In this appeal, the solitary issue, which is the subject matter of adjudication before us relates to the disallowance u/s 14A of the Act. Brief facts in this regard are that in the assessment, AO made a disallowance of Rs. 31,885/- under clause (ii) of Rule 8D(2) and also made another disallowance under clause (iii) of Rule 8D(2) of the IT Rules, 1962. On appeal, CIT (A) dismissed the appeal. 3. Before us, at the outset, Ld Counsel for the assessee submitted that this is a case where no interest was ever paid by the assessee as evident from the Profit & Loss Account. Referring to the sum of Rs. 1,62,769/- on account of „interest expenses‟ appear in the books of account, Ld Counsel for the assessee brought our attention to page 46 of the paper book and the contents of para 6, ie the submissions of the assessee dated 26.8.2013 filed before the CIT (A) on 2.9.2013, and mentioned that the said sums relate to the loss of interest on the fixed deposit, which was prematurely terminated and also towards delayed payment and they have nothing to do with the investment in shares / mutual funds in any form. On perusal of the said submissions, we find this is a case where the Revenue Authorities mechanically invoked the provisions of section 14A read with Rule 8D of the Rules, without going into the nitty gritty of the interest account. It is unfortunate that the officers of the Department could not find difference between “the interest expenditure on the loan borrowed” and “the interest loss on account of premature termination of the FDs” with banks. The later is the case here.
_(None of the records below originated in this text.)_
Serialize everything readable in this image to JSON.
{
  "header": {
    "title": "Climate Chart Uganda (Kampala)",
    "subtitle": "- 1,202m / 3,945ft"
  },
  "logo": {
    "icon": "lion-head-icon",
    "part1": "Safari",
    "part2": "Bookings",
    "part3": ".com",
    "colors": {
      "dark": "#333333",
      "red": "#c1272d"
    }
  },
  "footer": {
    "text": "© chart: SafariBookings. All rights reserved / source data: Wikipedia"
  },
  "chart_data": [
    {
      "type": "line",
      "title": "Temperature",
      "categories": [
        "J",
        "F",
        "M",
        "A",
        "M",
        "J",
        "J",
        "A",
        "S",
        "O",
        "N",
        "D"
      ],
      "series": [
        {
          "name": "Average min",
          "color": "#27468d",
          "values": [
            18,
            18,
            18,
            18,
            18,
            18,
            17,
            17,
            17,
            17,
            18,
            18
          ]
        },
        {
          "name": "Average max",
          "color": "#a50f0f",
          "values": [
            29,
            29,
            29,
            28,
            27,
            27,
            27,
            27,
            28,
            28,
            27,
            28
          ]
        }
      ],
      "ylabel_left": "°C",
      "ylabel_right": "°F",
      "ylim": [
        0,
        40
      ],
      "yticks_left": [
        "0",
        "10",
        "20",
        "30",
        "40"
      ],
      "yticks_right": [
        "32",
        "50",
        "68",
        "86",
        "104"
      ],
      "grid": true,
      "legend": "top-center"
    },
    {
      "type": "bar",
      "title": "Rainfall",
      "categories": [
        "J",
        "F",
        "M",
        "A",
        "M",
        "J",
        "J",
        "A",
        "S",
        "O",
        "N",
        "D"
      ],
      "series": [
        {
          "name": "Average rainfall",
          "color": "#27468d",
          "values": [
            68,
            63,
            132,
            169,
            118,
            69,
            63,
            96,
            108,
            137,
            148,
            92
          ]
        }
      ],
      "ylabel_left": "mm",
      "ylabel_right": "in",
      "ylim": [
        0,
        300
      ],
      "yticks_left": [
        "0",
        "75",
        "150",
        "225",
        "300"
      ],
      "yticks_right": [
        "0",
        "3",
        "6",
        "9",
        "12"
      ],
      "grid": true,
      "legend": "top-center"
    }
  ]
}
After hearing the Ld Representatives of both the parties, we are of the opinion that clause (ii) of Rule 8D of the Rules need not be invoked for making any disallowance. To that extent, assessee gets relief. Accordingly, AO is ordered.
Regarding the disallowance made under clause (iii) of the Rule 8D(2), Ld Counsel for the assessee relied on various legal propositions. In this regard, he brought our attention to each and every account of the Profit & Loss Account and submitted that none of these expenses are directly relatable to the earning of the dividend income. Notwithstanding the said arguments, Ld Counsel for the assessee brought our attention to the order of the AO for the earlier AY 2009-2010 and demonstrated that the officers accepted the assessee‟s submission of restricting the disallowance to the amount of Rs. 4,89,834/- u/s 14A of the Act. In this regard, he mentioned that the same amount was arrived at after establishing the proportion to the dividend income qua dividend yielding investment. In this regard, he brought our attention to page 44 of the paper book to demonstrate that no expenditure was incurred towards advisors and agents. Further, he brought our attention to page 30 of the PB, which the computation of disallowance u/s 14A of the Act applying the similar formula of proportion between the exempt income versus dividend yielding investment.
After hearing both the parties and on perusal of the said page 30 of the PB, we find the disallowance of Rs. 4,54,399/- is in tune with the decision of the AO for the AY 2009-2010. No specific reason is brought our before us as to why the similar formula should not be followed for this year also instead of mechanically adopting the formula laid down in Rule 8D(2) of the Rules. Considering the same, we direct the AO to follow the method adopted by him for the earlier AY 2009-2010 and restrict the disallowance to Rs. 4,54,400/- (rounded of). Accordingly, grounds raised
by the assessee are partly allowed.
6. In the result, appeal of the assessee is partly allowed. Order pronounced in the open court on 3rd November, 2015.